Aligners are made from medical-grade plastic with Smile Formula's imported 3D printing technology. An animated video of the tooth alignment process is shown to the client before the aligners are mailed to the customer. Follow-up consultation is available online 24/7 or offline at local, partner clinics.
Smile Formula is emerging at a time when orthodontics is getting popular among Chinese consumers. More lifestyle and fashion KOLs are speaking on social media about how aligners can improve facial beauty and boost self confidence. These stories are well-received by young adults with higher disposable incomes or well-off parents, making them Smile Formula's target audience.
Invisible aligners are popular among Smile Formula's customers, not only because they are comfortable and easy to put on or take off, but also because they cause no disruption to social life compared to conventional metal braces.
As every step of the process is standardized and mostly done online, Smile Formula is able to more efficiently scale its products and services nationwide while maintaining quality compared to traditional orthodontic treatment, which has high venue overhead costs and can involve wide variations in the skills and experience of dentists depending on whether they are in large cities or lower tier cities.
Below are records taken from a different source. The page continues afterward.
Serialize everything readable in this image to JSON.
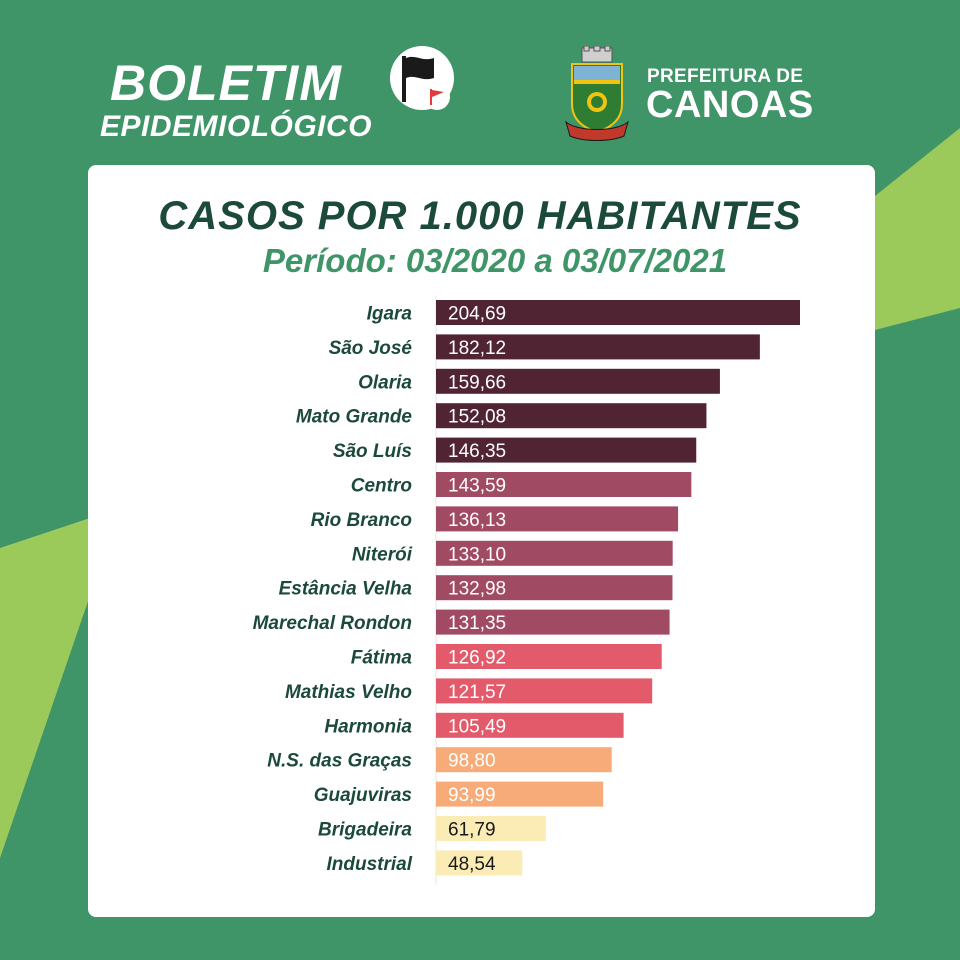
{
  "header": {
    "title_line1": "BOLETIM",
    "title_line2": "EPIDEMIOLÓGICO",
    "org_line1": "PREFEITURA DE",
    "org_line2": "CANOAS"
  },
  "icons": {
    "flag": "black-flag-icon",
    "small_flag": "red-flag-icon",
    "crest": "canoas-coat-of-arms-icon"
  },
  "colors": {
    "background": "#3f9468",
    "accent_light": "#9bc95a",
    "title": "#1c4a3a",
    "subtitle": "#3f9468",
    "tier_dark": "#512434",
    "tier_mauve": "#a14a64",
    "tier_coral": "#e35a6b",
    "tier_peach": "#f6ab78",
    "tier_cream": "#fbecb6"
  },
  "chart_data": {
    "type": "bar",
    "orientation": "horizontal",
    "title": "CASOS POR 1.000 HABITANTES",
    "subtitle": "Período: 03/2020 a 03/07/2021",
    "categories": [
      "Igara",
      "São José",
      "Olaria",
      "Mato Grande",
      "São Luís",
      "Centro",
      "Rio Branco",
      "Niterói",
      "Estância Velha",
      "Marechal Rondon",
      "Fátima",
      "Mathias Velho",
      "Harmonia",
      "N.S. das Graças",
      "Guajuviras",
      "Brigadeira",
      "Industrial"
    ],
    "values": [
      204.69,
      182.12,
      159.66,
      152.08,
      146.35,
      143.59,
      136.13,
      133.1,
      132.98,
      131.35,
      126.92,
      121.57,
      105.49,
      98.8,
      93.99,
      61.79,
      48.54
    ],
    "value_labels": [
      "204,69",
      "182,12",
      "159,66",
      "152,08",
      "146,35",
      "143,59",
      "136,13",
      "133,10",
      "132,98",
      "131,35",
      "126,92",
      "121,57",
      "105,49",
      "98,80",
      "93,99",
      "61,79",
      "48,54"
    ],
    "bar_colors": [
      "#512434",
      "#512434",
      "#512434",
      "#512434",
      "#512434",
      "#a14a64",
      "#a14a64",
      "#a14a64",
      "#a14a64",
      "#a14a64",
      "#e35a6b",
      "#e35a6b",
      "#e35a6b",
      "#f6ab78",
      "#f6ab78",
      "#fbecb6",
      "#fbecb6"
    ],
    "label_colors": [
      "#ffffff",
      "#ffffff",
      "#ffffff",
      "#ffffff",
      "#ffffff",
      "#ffffff",
      "#ffffff",
      "#ffffff",
      "#ffffff",
      "#ffffff",
      "#ffffff",
      "#ffffff",
      "#ffffff",
      "#ffffff",
      "#ffffff",
      "#1a1a1a",
      "#1a1a1a"
    ],
    "xlim": [
      0,
      210
    ],
    "grid": false,
    "legend": "none"
  }
}
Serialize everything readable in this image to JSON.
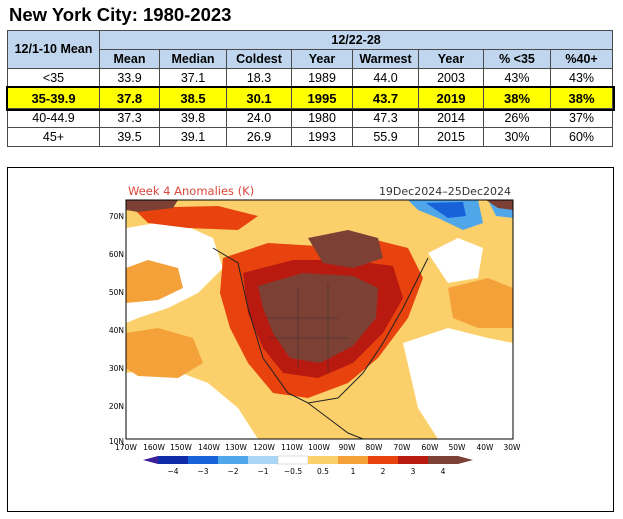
{
  "title": "New York City: 1980-2023",
  "table": {
    "row_header": "12/1-10 Mean",
    "group_header": "12/22-28",
    "columns": [
      "Mean",
      "Median",
      "Coldest",
      "Year",
      "Warmest",
      "Year",
      "% <35",
      "%40+"
    ],
    "rows": [
      {
        "label": "<35",
        "cells": [
          "33.9",
          "37.1",
          "18.3",
          "1989",
          "44.0",
          "2003",
          "43%",
          "43%"
        ]
      },
      {
        "label": "35-39.9",
        "cells": [
          "37.8",
          "38.5",
          "30.1",
          "1995",
          "43.7",
          "2019",
          "38%",
          "38%"
        ]
      },
      {
        "label": "40-44.9",
        "cells": [
          "37.3",
          "39.8",
          "24.0",
          "1980",
          "47.3",
          "2014",
          "26%",
          "37%"
        ]
      },
      {
        "label": "45+",
        "cells": [
          "39.5",
          "39.1",
          "26.9",
          "1993",
          "55.9",
          "2015",
          "30%",
          "60%"
        ]
      }
    ]
  },
  "map": {
    "title": "Week 4 Anomalies (K)",
    "dates": "19Dec2024–25Dec2024",
    "lat_labels": [
      "70N",
      "60N",
      "50N",
      "40N",
      "30N",
      "20N",
      "10N"
    ],
    "lon_labels": [
      "170W",
      "160W",
      "150W",
      "140W",
      "130W",
      "120W",
      "110W",
      "100W",
      "90W",
      "80W",
      "70W",
      "60W",
      "50W",
      "40W",
      "30W"
    ],
    "colorbar_labels": [
      "−4",
      "−3",
      "−2",
      "−1",
      "−0.5",
      "0.5",
      "1",
      "2",
      "3",
      "4"
    ],
    "colors": {
      "warm1": "#fbd06a",
      "warm2": "#f5a13a",
      "warm3": "#e8420e",
      "warm4": "#b81a10",
      "warm5": "#7c4134",
      "cool1": "#a9d7f5",
      "cool2": "#4fa6e8",
      "cool3": "#1761d9",
      "cool4": "#0f2ca8",
      "cool5": "#3b1e9a",
      "title": "#d9473a"
    }
  }
}
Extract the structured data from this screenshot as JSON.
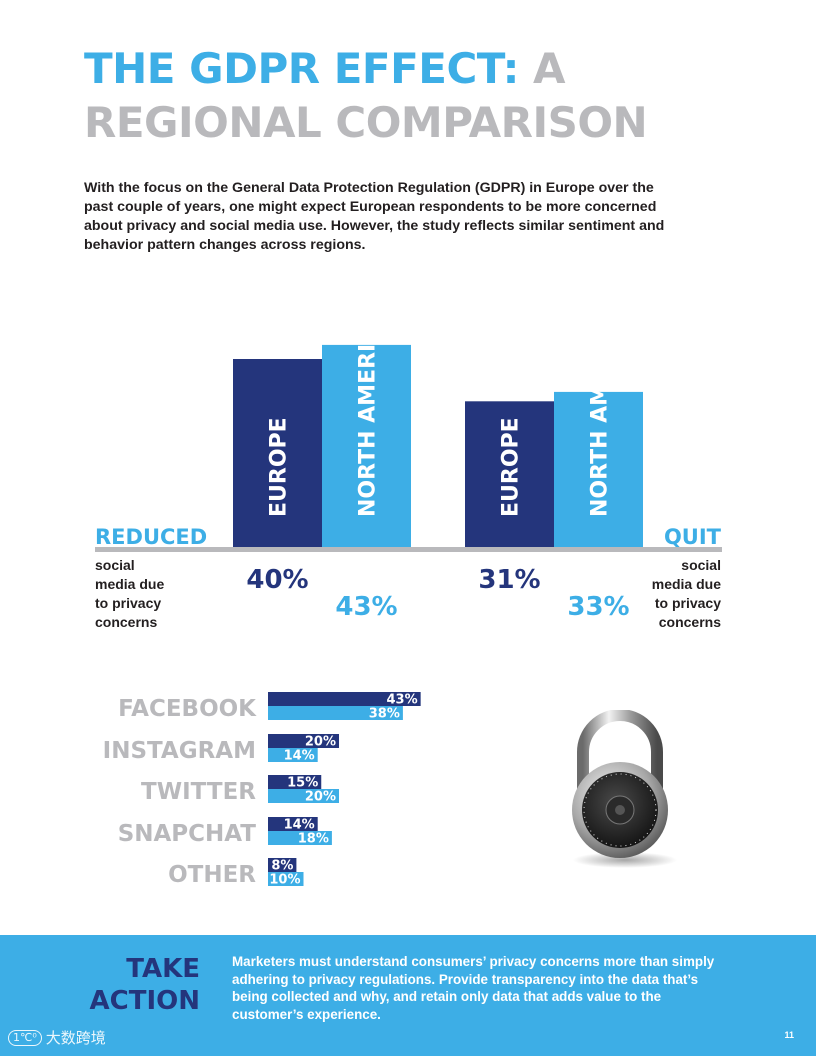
{
  "title": {
    "part1": "THE GDPR EFFECT:",
    "part2": " A REGIONAL COMPARISON"
  },
  "intro": "With the focus on the General Data Protection Regulation (GDPR) in Europe over the past couple of years, one might expect European respondents to be more concerned about privacy and social media use. However, the study reflects similar sentiment and behavior pattern changes across regions.",
  "colors": {
    "navy": "#24357c",
    "blue": "#3daee6",
    "gray": "#b9b9bc"
  },
  "chart_data": [
    {
      "type": "bar",
      "categories": [
        "REDUCED",
        "QUIT"
      ],
      "category_descriptions": [
        [
          "social",
          "media due",
          "to privacy",
          "concerns"
        ],
        [
          "social",
          "media due",
          "to privacy",
          "concerns"
        ]
      ],
      "series": [
        {
          "name": "EUROPE",
          "values": [
            40,
            31
          ],
          "labels": [
            "40%",
            "31%"
          ]
        },
        {
          "name": "NORTH AMERICA",
          "values": [
            43,
            33
          ],
          "labels": [
            "43%",
            "33%"
          ]
        }
      ],
      "ylim": [
        0,
        50
      ]
    },
    {
      "type": "bar",
      "orientation": "horizontal",
      "categories": [
        "FACEBOOK",
        "INSTAGRAM",
        "TWITTER",
        "SNAPCHAT",
        "OTHER"
      ],
      "series": [
        {
          "values": [
            43,
            20,
            15,
            14,
            8
          ],
          "labels": [
            "43%",
            "20%",
            "15%",
            "14%",
            "8%"
          ]
        },
        {
          "values": [
            38,
            14,
            20,
            18,
            10
          ],
          "labels": [
            "38%",
            "14%",
            "20%",
            "18%",
            "10%"
          ]
        }
      ],
      "xlim": [
        0,
        45
      ]
    }
  ],
  "lock_icon": "combination-padlock-icon",
  "footer": {
    "heading_line1": "TAKE",
    "heading_line2": "ACTION",
    "text": "Marketers must understand consumers’ privacy concerns more than simply adhering to privacy regulations. Provide transparency into the data that’s being collected and why, and retain only data that adds value to the customer’s experience.",
    "page_number": "11",
    "watermark_logo": "1℃⁰",
    "watermark_text": "大数跨境"
  }
}
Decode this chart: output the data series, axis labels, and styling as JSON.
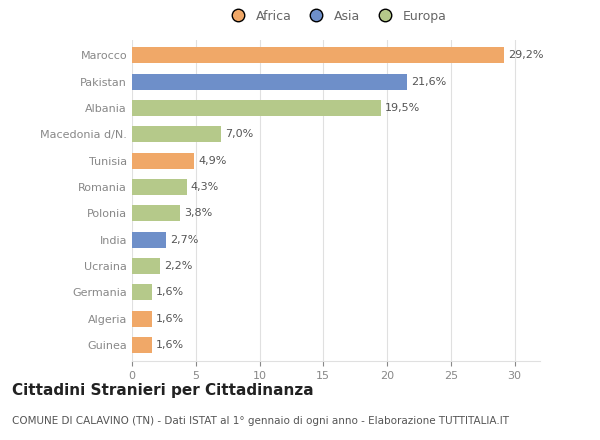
{
  "categories": [
    "Marocco",
    "Pakistan",
    "Albania",
    "Macedonia d/N.",
    "Tunisia",
    "Romania",
    "Polonia",
    "India",
    "Ucraina",
    "Germania",
    "Algeria",
    "Guinea"
  ],
  "values": [
    29.2,
    21.6,
    19.5,
    7.0,
    4.9,
    4.3,
    3.8,
    2.7,
    2.2,
    1.6,
    1.6,
    1.6
  ],
  "labels": [
    "29,2%",
    "21,6%",
    "19,5%",
    "7,0%",
    "4,9%",
    "4,3%",
    "3,8%",
    "2,7%",
    "2,2%",
    "1,6%",
    "1,6%",
    "1,6%"
  ],
  "colors": [
    "#f0a868",
    "#6e8fc9",
    "#b5c98a",
    "#b5c98a",
    "#f0a868",
    "#b5c98a",
    "#b5c98a",
    "#6e8fc9",
    "#b5c98a",
    "#b5c98a",
    "#f0a868",
    "#f0a868"
  ],
  "legend_labels": [
    "Africa",
    "Asia",
    "Europa"
  ],
  "legend_colors": [
    "#f0a868",
    "#6e8fc9",
    "#b5c98a"
  ],
  "title": "Cittadini Stranieri per Cittadinanza",
  "subtitle": "COMUNE DI CALAVINO (TN) - Dati ISTAT al 1° gennaio di ogni anno - Elaborazione TUTTITALIA.IT",
  "xlim": [
    0,
    32
  ],
  "xticks": [
    0,
    5,
    10,
    15,
    20,
    25,
    30
  ],
  "background_color": "#ffffff",
  "grid_color": "#e0e0e0",
  "bar_height": 0.6,
  "title_fontsize": 11,
  "subtitle_fontsize": 7.5,
  "tick_fontsize": 8,
  "label_fontsize": 8
}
To achieve best results, Smile Formula cherry-picks customers who do not require teeth extractions or other orthodontic procedures. Customers who may need those procedures are referred to offline hospitals or clinics but 60–70% of orthodontic cases in China require surgical extractions, which narrows the startup's customer base.
Prioritizes user experience
Smile Formula is not the only player in the invisible aligners market. Platforms like AliHealth, Alibaba's healthcare arm, and SoYoung, China’s first listed cosmetic services company, partnered with clinics to offer orthodontics services ahead of Smile Formula.
Tianjin-based Magicalign and Shanghai-based Smartee are also releasing invisible aligners, while other brands, including Smilelab and Xixilab, are luring customers in China with attractive pricing by using similar DTC models.
Another startup, MirMico, provides software and hardware to clinics, enabling dentists to make aligners in-house, reducing the high cost of ordering aligners from manufacturers. MirMico is also considering a DTC model similar to Smile Formula's.
But Smile Formula is unperturbed. “The success of a business model depends on how well it works for users,” said Xu, who places a premium on user experience and is prepared to pump cash and efforts to improve it. For example, Smile Formula is planning to send notifications to users via an online treatment tracking and monitoring system, reminding them to replace aligners and upload photos and videos of their teeth, which orthodontists can check and provide feedback.
With its newly-raised funding, Smile Formula plans to improve its O2O services by opening more experience stores where prospective customers can have a look at its products and try 3D oral scanning. Last month, it opened its first experience store in Guangzhou.